En 1932, une illustration de Jean Dunand exécutée dans le goût égyptien est choisie pour la couverture de l'annuaire des Musées nationaux. C'est également en 1932 que Dunand et Schmied participent à une exposition d'art français à Rabat, au Maroc. En avril, à la Société Nationale, Jean Dunand présente un grand paravent de douze feuilles, ainsi que d'autres pièces, réunies dans une vitrine sur le pourtour du hall central. En mai, il expose à nouveau au Salon des Artistes décorateurs.

Ce même mois eut lieu la XIème exposition du groupe Dunand-Goulden-Jouve-Schmied, toujours à la galerie Georges Petit. Dunand y présente, pour la première fois, des mosaïques de sa composition. C'était là le résultat d'une nouvelle passion. Il cherchait depuis plusieurs années le moyen de réaliser des décorations extérieures qui n'aient pas à souffrir des intempéries. Cela fait deux années que Jean Dunand et son fils Bernard se sont rendus en Italie, pour admirer les mosaïques de Venise et de Ravenne, et visiter les fabriques de verre spécialisées dans la mosaïque. Ce sont ainsi huit panneaux relevant de cette technique qu'il présente à l'exposition. Au lieu de s'immobiliser dans le succès, Dunand tente donc, une fois encore, une nouvelle expérience. Mais si la mosaïque le séduit, il n'en abandonne pas pour autant le cuivre martelé ni le laque; douze nouveaux panneaux et cinq paravents sont là pour le rappeler. C'est d'ailleurs l'un de ces paravents que l'administrateur des Beaux-Arts choisit d'acheter pour les collections nationales.

En mars 1933, Jean Dunand, F.-L. Schmied et José Maria Sert reçurent la commande de cartons de tapisseries pour la Manufacture nationale des Gobelins. Du 29 mars au 9 avril 1933, eut lieu la XIIème et dernière exposition du groupe Dunand-Goulden-Jouve-Schmied, à la galerie Charpentier, rue Saint-Honoré à Paris, la galerie Georges Petit ayant fermé définitivement ses portes à la suite du décès de son propriétaire. Jean Dunand y apparaissait une dernière fois en maître de cérémonie. Ses portraits, ses paravents et ses panneaux étaient couverts de figures décoratives où se mêlaient femmes, faune sylvestre et marine ou éléments géométriques de façon toujours aussi attrayante.
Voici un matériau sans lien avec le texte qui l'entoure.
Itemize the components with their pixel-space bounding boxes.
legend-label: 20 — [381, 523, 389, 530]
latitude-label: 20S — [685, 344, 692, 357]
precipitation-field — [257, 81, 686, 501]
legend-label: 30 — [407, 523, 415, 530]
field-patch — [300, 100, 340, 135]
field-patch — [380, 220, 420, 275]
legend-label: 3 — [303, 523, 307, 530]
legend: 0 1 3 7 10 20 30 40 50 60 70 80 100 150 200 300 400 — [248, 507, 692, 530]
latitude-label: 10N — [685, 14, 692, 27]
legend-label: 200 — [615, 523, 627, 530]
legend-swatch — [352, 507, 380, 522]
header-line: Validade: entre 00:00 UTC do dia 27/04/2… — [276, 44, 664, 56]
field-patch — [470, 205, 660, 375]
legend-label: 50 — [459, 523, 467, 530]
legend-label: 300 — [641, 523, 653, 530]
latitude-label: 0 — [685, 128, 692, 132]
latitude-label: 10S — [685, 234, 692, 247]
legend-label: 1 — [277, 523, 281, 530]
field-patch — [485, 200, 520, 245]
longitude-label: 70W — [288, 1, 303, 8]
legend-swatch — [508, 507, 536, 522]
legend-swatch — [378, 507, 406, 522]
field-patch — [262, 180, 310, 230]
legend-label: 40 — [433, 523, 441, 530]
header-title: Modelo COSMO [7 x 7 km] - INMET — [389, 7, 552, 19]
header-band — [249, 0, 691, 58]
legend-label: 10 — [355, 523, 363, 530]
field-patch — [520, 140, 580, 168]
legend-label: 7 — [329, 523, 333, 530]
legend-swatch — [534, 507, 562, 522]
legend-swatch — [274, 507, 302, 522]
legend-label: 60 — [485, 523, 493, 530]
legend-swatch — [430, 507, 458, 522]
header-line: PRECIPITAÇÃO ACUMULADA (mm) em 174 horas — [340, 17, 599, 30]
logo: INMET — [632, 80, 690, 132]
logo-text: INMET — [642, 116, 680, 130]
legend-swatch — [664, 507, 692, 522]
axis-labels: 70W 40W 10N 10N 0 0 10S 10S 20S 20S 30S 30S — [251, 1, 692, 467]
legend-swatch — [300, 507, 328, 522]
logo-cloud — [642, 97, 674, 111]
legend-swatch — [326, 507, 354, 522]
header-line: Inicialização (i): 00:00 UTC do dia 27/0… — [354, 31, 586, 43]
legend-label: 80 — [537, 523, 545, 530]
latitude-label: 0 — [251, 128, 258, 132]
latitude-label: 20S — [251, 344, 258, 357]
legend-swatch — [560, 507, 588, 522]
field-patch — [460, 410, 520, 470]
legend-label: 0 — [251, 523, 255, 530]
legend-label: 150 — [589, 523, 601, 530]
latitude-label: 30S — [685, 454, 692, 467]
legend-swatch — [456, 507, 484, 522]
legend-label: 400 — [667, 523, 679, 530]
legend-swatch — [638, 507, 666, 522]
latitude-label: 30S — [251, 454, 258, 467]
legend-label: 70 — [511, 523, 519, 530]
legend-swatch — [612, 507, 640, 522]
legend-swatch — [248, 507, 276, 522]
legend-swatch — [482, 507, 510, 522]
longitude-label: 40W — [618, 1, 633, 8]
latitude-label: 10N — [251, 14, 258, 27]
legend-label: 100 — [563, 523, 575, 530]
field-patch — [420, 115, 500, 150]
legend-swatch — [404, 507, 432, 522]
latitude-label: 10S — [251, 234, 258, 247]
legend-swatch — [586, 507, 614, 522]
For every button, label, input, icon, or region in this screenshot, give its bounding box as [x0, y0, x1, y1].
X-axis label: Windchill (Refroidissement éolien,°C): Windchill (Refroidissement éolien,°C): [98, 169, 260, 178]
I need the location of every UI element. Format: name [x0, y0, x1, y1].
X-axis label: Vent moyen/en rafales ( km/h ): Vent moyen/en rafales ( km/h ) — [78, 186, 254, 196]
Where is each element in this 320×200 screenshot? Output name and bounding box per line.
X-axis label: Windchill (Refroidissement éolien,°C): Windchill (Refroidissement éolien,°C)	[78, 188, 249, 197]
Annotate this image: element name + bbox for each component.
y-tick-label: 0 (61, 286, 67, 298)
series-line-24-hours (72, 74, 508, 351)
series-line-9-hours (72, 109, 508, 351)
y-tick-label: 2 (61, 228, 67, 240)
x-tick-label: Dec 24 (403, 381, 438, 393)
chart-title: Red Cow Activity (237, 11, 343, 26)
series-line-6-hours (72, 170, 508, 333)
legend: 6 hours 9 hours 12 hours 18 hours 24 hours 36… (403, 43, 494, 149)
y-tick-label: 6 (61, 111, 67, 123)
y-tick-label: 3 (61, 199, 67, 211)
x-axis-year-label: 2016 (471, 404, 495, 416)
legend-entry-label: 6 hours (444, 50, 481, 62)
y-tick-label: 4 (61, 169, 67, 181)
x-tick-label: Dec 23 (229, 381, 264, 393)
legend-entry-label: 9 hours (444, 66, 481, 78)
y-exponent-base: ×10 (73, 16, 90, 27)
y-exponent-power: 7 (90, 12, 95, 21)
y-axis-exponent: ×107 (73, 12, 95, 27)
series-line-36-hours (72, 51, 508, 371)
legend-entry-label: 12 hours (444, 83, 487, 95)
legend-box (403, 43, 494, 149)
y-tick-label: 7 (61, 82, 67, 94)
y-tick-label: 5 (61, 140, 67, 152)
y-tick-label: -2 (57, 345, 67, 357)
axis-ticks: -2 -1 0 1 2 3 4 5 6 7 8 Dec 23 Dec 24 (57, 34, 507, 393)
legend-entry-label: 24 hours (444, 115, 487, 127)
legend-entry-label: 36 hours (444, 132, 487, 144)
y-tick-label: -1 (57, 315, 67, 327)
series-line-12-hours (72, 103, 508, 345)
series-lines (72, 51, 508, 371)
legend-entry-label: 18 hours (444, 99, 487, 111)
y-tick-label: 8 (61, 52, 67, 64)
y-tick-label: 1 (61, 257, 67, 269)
En avril, le gouvernement achetait, pour le Mobilier national, le grand paravent à quatre feuilles Forêt en laque or blanc et argent. Jean Dunand signe, cette année-là, l'affiche du XXIIIème Salon des Artistes décorateurs qui se tint au mois de mai. Deux panneaux et un paravent à deux feuilles d'une technique extraordinaire résumaient à eux seuls le génie décoratif de Dunand. Le paravent était un des plus beaux qui soient, et représentait un jeune homme baissant humblement la tête pour offrir une fleur de nacre à une jeune fille souriante assise en face de lui. Un simple trait gravé et rehaussé d'or et de rouge suffisait à tracer les belles figures sur un fond de laque noire. D'une économie de moyens et d'une sobriété graphique extraordinaires, il représentait l'aboutissement des recherches stylistiques de Jean Dunand.

En 1934, le Museum national d'histoire naturelle du Jardin des Plantes parraina une exposition d'animaliers. Ce fut pour Jean Dunand l'occasion de présenter ses dernières créations en laque et coquille d'oeuf avec d'autres oeuvres plus anciennes traitant de thèmes animaliers. Jouant sur les matières et les couleurs naturelles, l'un des paravents exposés figurait des corbeaux qui semblaient avoir été surpris dans un champ de neige. Un panneau en laque représentant un félin s'abreuvant à une mare fut remarqué par la critique qui le considéra "d'une rare beauté". Il y avait également quelques serpents en bronze. Cette même année, Dunand participa également au Salon des Artistes décorateurs, au Salon des Artistes français et à une exposition d'art décoratif au musée Galliera.